Sehr geehrter Herr Präsident! Liebe Kolleginnen und Kollegen! Wir Bildungspolitikerinnen und -politiker stehen so gut wie in jedem Plenum, weil es immer irgendetwas extrem Wichtiges aus dem Bildungsbereich zu besprechen gibt. Das ist auch gut so.

[Beifall von Melanie Kühnemann-Grunow (SPD)]

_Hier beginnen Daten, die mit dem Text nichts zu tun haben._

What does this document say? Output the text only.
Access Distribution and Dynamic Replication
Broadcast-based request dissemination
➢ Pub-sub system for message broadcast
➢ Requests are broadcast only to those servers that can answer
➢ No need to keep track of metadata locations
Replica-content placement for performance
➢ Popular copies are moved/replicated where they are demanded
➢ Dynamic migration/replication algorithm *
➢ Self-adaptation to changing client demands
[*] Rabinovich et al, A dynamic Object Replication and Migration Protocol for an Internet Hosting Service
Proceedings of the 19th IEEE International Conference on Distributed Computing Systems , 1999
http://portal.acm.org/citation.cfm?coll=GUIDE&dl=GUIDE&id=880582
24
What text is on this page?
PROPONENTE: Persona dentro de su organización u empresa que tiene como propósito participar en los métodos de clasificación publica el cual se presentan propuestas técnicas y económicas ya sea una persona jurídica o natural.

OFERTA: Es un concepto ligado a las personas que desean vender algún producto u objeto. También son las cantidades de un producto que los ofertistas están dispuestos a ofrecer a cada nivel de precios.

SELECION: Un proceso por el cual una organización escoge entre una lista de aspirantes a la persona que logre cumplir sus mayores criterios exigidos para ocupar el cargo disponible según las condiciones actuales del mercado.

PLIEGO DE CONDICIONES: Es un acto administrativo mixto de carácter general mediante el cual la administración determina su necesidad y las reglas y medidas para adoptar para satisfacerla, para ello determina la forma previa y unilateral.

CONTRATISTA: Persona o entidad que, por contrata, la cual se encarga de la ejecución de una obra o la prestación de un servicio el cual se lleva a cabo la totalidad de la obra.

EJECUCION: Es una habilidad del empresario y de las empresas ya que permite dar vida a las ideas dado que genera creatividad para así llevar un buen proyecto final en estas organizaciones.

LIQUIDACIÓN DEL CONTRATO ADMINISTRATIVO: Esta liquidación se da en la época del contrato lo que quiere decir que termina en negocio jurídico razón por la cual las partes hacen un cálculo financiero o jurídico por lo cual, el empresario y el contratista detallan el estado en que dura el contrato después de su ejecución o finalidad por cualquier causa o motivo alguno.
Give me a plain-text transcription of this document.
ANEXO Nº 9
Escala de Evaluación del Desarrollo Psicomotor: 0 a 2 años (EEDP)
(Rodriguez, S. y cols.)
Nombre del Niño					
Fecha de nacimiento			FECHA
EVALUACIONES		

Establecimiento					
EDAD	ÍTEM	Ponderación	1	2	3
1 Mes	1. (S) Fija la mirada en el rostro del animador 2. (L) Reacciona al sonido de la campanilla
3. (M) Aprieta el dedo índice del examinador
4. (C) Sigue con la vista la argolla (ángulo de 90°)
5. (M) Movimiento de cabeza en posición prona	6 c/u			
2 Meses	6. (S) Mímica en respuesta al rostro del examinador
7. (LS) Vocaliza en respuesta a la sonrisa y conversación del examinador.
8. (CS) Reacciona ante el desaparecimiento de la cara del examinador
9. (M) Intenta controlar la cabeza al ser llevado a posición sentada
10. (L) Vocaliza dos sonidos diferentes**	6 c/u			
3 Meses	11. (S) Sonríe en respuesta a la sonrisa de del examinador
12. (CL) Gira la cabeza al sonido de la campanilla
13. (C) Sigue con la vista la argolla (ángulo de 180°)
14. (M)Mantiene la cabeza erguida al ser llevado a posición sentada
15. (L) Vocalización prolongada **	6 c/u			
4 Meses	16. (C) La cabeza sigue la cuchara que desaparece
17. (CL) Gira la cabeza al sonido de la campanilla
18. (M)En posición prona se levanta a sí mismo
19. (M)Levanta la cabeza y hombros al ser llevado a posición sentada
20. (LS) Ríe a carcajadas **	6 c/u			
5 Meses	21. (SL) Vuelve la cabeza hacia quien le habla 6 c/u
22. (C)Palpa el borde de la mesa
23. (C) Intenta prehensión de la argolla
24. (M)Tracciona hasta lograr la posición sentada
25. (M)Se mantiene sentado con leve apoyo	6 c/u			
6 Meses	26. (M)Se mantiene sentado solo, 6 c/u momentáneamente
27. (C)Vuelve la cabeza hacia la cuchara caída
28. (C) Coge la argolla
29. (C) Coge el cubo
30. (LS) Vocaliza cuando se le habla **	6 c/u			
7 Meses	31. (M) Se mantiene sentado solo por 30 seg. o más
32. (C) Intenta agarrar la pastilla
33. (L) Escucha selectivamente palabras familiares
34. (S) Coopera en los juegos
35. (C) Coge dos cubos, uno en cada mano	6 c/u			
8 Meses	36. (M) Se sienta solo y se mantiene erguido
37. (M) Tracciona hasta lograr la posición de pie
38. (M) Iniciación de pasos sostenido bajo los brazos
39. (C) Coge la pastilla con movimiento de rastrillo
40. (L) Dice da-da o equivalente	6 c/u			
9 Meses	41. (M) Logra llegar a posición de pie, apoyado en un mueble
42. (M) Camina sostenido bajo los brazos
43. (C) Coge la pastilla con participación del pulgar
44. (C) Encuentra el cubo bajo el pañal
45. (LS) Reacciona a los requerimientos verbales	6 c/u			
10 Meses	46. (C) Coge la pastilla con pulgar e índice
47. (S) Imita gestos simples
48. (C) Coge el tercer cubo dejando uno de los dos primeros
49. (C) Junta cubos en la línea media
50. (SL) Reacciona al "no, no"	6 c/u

Uns fällt aber auf, dass viel zu selten das ganze Thema Erwachsenenbildung zum Zuge kommt, weil die anderen Themen unser Tagesgeschehen prägen. Dies wollen wir in diesem gesamten Jahr anders handhaben. Wir werden im Sommer eine intensive Debatte zum Erwachsenenbildungsgesetz haben, was auch diesen ganzen Block des lebenslangen Lernens in den Mittelpunkt der Debatte rücken wird.

[Beifall von Frank Jahnke (SPD)]

Und so ist auch unser heutiger Antrag zu verstehen, der die Lage der Volkshochschuldozentinnen und -dozenten thematisiert. Für alle, die sich damit nicht auskennen: Die Volkshochschuldozentinnen und -dozenten sind nicht festangestellt und sind selbstständig, das bringt alle Herausforderungen mit sich, die Selbstständigkeit eben so hat. Es ist daher wichtig, sich mit diesen Herausforderungen zu befassen.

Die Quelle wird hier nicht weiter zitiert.